After the background layer we can draw the stars which spiral out from the center. The canvas created by Dwitter is 1920 pixels wide so to center things we just add half that which is 960.
We will build the shape using trig functions sine and cosine. The result of sine S is multiplied by i so the stars get farther from the center as i increases. The parameter for S is stored in F so it can be reused by the Y axis which has similar code but using cosine instead of sine.
The variable F is where the real magic happens for this dweet. The first part of F handles the change over time, passed in as t. We will offset t by 9 seconds because it does not start out looking much like a spiral. The image to the left shows what it would otherwise look like at t==0. To speed up the rotation we just scale by 260. The spiral develops over time due to division by i here which makes the rotation speed proportional to distance from the center.
We add S(i*i) simply to widen the spiral, otherwise it would have no thickness. This makes the thickness 2 (sine goes from -1 to 1) out of a maximum 2*PI, which comes out to ~32%. The reason for S(i*i) as opposed to just S(i) is because this introduces some chaos to hide the regularities that would otherwise be present.
The animation to the right show how the spiral would develop over the first few seconds using a simplified F=t/i, without the time offset or widening factors.
i? 500 + .2 * ( 2*i*C(F) + 2e4/i ) : 0, // Y coord
The Y axis works similar to the X axis as you might expect with a spiral shape. To center things we again just offset, this time by 500 because the canvas is 1080 high and it looks better slightly above center. The Y position is scaled by .2 to make it seem like it’s being viewed from an angle. We already calculated F which is passed to cosine C just as it was passed to sine S for the X axis and the result is again scaled by i.
The main difference for the Y axis is the term 2e4/i is also added. This is what causes the characteristic funnel shape with the center dipping down and gradually flattening out. The image to the left shows what it would look like without this term.
One small improvement I now notice is that the 2 can be factored out leaving “.4*i*C(F)+4e3/i”.
K = i++? S(i)*9 : 2e3, K) // width, height
Again we must check the loop variable i, and at last we can increment it because this is the end of the loop. For the case of i==0 we want to the size to be large enough to cover the screen, 2e3 works perfect for a 1920×1080 canvas.

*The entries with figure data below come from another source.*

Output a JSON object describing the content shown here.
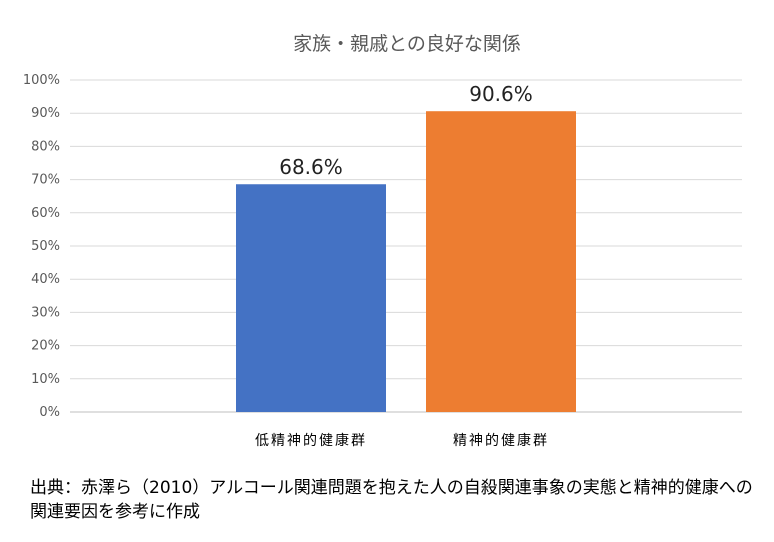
{
  "chart_data": {
    "type": "bar",
    "title": "家族・親戚との良好な関係",
    "categories": [
      "低精神的健康群",
      "精神的健康群"
    ],
    "values": [
      68.6,
      90.6
    ],
    "value_labels": [
      "68.6%",
      "90.6%"
    ],
    "ylim": [
      0,
      100
    ],
    "yticks": [
      0,
      10,
      20,
      30,
      40,
      50,
      60,
      70,
      80,
      90,
      100
    ],
    "ytick_labels": [
      "0%",
      "10%",
      "20%",
      "30%",
      "40%",
      "50%",
      "60%",
      "70%",
      "80%",
      "90%",
      "100%"
    ],
    "colors": [
      "#4472C4",
      "#ED7D31"
    ],
    "grid": true,
    "legend": "none"
  },
  "source_note": "出典：赤澤ら（2010）アルコール関連問題を抱えた人の自殺関連事象の実態と精神的健康への関連要因を参考に作成"
}
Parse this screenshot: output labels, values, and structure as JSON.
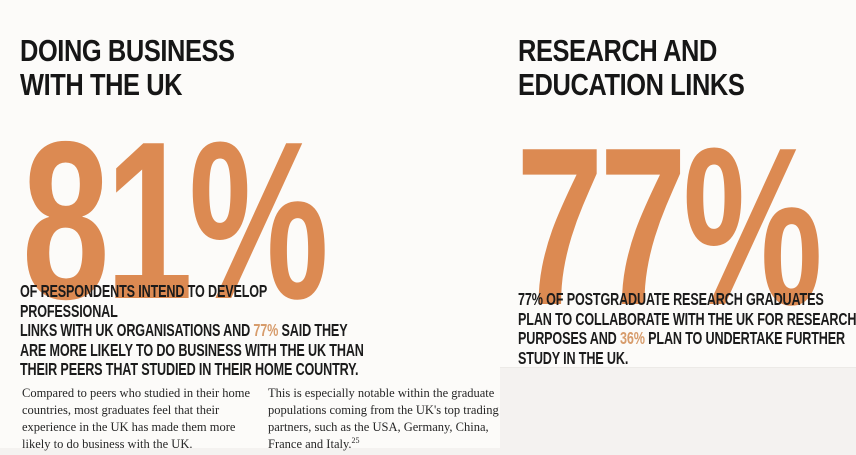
{
  "colors": {
    "accent_orange": "#DC8A52",
    "accent_orange_light": "#D79C6C",
    "ink": "#1B1B1B",
    "background": "#FCFBF9",
    "panel_gray": "#F4F2F0"
  },
  "left_section": {
    "heading": "DOING BUSINESS\nWITH THE UK",
    "big_stat": "81%",
    "statement": {
      "prefix": "OF RESPONDENTS INTEND TO DEVELOP PROFESSIONAL\nLINKS WITH UK ORGANISATIONS AND ",
      "highlight": "77%",
      "suffix": " SAID THEY\nARE MORE LIKELY TO DO BUSINESS WITH THE UK THAN\nTHEIR PEERS THAT STUDIED IN THEIR HOME COUNTRY."
    },
    "body_columns": [
      {
        "text": "Compared to peers who studied in their home\ncountries, most graduates feel that their\nexperience in the UK has made them more\nlikely to do business with the UK."
      },
      {
        "text": "This is especially notable within the graduate\npopulations coming from the UK's top trading\npartners, such as the USA, Germany, China,\nFrance and Italy.",
        "footnote_marker": "25"
      }
    ]
  },
  "right_section": {
    "heading": "RESEARCH AND\nEDUCATION LINKS",
    "big_stat": "77%",
    "statement": {
      "prefix": "77% OF POSTGRADUATE RESEARCH GRADUATES\nPLAN TO COLLABORATE WITH THE UK FOR RESEARCH\nPURPOSES AND ",
      "highlight": "36%",
      "suffix": " PLAN TO UNDERTAKE FURTHER\nSTUDY IN THE UK."
    }
  }
}
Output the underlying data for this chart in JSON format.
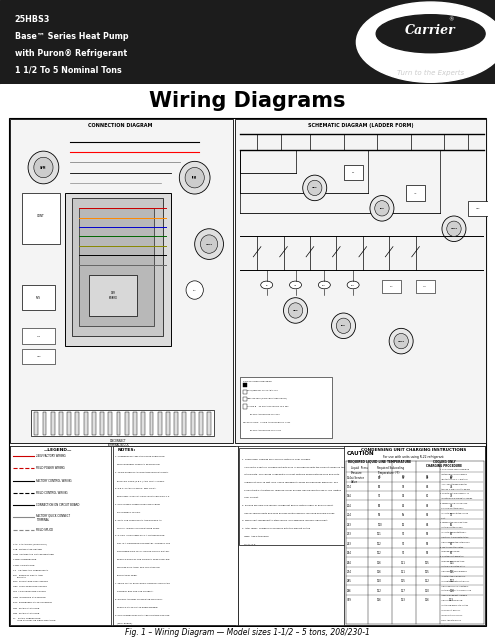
{
  "bg_color": "#ffffff",
  "header_bg": "#1c1c1c",
  "header_text_color": "#ffffff",
  "header_line1": "25HBS3",
  "header_line2": "Base™ Series Heat Pump",
  "header_line3": "with Puron® Refrigerant",
  "header_line4": "1 1/2 To 5 Nominal Tons",
  "title": "Wiring Diagrams",
  "carrier_text": "Carrier",
  "carrier_tagline": "Turn to the Experts",
  "fig_caption": "Fig. 1 – Wiring Diagram — Model sizes 1-1/2 – 5 tons, 208/230-1",
  "conn_title": "CONNECTION DIAGRAM",
  "schem_title": "SCHEMATIC DIAGRAM (LADDER FORM)",
  "charge_title": "CONDENSING UNIT CHARGING INSTRUCTIONS",
  "charge_sub": "For use with units using R-22 refrigerant",
  "caution_title": "CAUTION",
  "legend_title": "—LEGEND—",
  "notes_title": "NOTES:",
  "page_border": "#000000",
  "diagram_border": "#000000",
  "light_gray": "#e8e8e8",
  "mid_gray": "#cccccc",
  "dark_gray": "#555555"
}
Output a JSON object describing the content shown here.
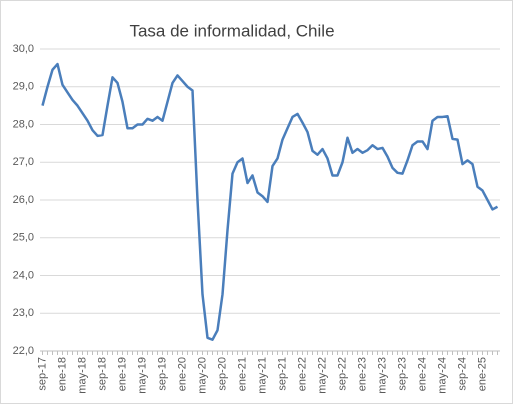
{
  "chart_data": {
    "type": "line",
    "title": "Tasa de informalidad, Chile",
    "categories": [
      "sep-17",
      null,
      null,
      null,
      "ene-18",
      null,
      null,
      null,
      "may-18",
      null,
      null,
      null,
      "sep-18",
      null,
      null,
      null,
      "ene-19",
      null,
      null,
      null,
      "may-19",
      null,
      null,
      null,
      "sep-19",
      null,
      null,
      null,
      "ene-20",
      null,
      null,
      null,
      "may-20",
      null,
      null,
      null,
      "sep-20",
      null,
      null,
      null,
      "ene-21",
      null,
      null,
      null,
      "may-21",
      null,
      null,
      null,
      "sep-21",
      null,
      null,
      null,
      "ene-22",
      null,
      null,
      null,
      "may-22",
      null,
      null,
      null,
      "sep-22",
      null,
      null,
      null,
      "ene-23",
      null,
      null,
      null,
      "may-23",
      null,
      null,
      null,
      "sep-23",
      null,
      null,
      null,
      "ene-24",
      null,
      null,
      null,
      "may-24",
      null,
      null,
      null,
      "sep-24",
      null,
      null,
      null,
      "ene-25",
      null,
      null,
      null
    ],
    "values": [
      28.5,
      29.0,
      29.45,
      29.6,
      29.05,
      28.85,
      28.65,
      28.5,
      28.3,
      28.1,
      27.85,
      27.7,
      27.72,
      28.5,
      29.25,
      29.1,
      28.6,
      27.9,
      27.9,
      28.0,
      28.0,
      28.15,
      28.1,
      28.2,
      28.1,
      28.6,
      29.1,
      29.3,
      29.15,
      29.0,
      28.9,
      26.0,
      23.5,
      22.35,
      22.3,
      22.55,
      23.5,
      25.2,
      26.7,
      27.0,
      27.1,
      26.45,
      26.65,
      26.2,
      26.1,
      25.95,
      26.9,
      27.1,
      27.6,
      27.9,
      28.2,
      28.28,
      28.05,
      27.8,
      27.3,
      27.2,
      27.35,
      27.1,
      26.65,
      26.65,
      27.0,
      27.65,
      27.25,
      27.35,
      27.25,
      27.32,
      27.45,
      27.35,
      27.38,
      27.15,
      26.85,
      26.72,
      26.7,
      27.05,
      27.45,
      27.55,
      27.55,
      27.35,
      28.1,
      28.2,
      28.2,
      28.22,
      27.62,
      27.6,
      26.95,
      27.05,
      26.95,
      26.35,
      26.25,
      26.0,
      25.75,
      25.82
    ],
    "color": "#4a7ebb",
    "ylim": [
      22,
      30
    ],
    "yticks": [
      {
        "value": 22,
        "label": "22,0"
      },
      {
        "value": 23,
        "label": "23,0"
      },
      {
        "value": 24,
        "label": "24,0"
      },
      {
        "value": 25,
        "label": "25,0"
      },
      {
        "value": 26,
        "label": "26,0"
      },
      {
        "value": 27,
        "label": "27,0"
      },
      {
        "value": 28,
        "label": "28,0"
      },
      {
        "value": 29,
        "label": "29,0"
      },
      {
        "value": 30,
        "label": "30,0"
      }
    ],
    "grid": true
  }
}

The size of each star is varied by S(i)*9. Half of the stars have negative scale, but that doesn’t prevent them from being rendered via fillRect. The width is stored in K and to be used again for the height to draw a square.
Wow, that pretty much covers everything! Let’s take one last look at code with a few improvements mentioned. These changes save 6 additional bytes, cutting it down to 133 from the original 139. I also tweaked the alpha parameter to make the trails more visible.
To help apologize to all the astronomy fans out there who might be disappointed, I made another dweet to approximate the first image of a black hole. This one works completely differently then what we just went over, maybe we’ll talk about it someday in a future post.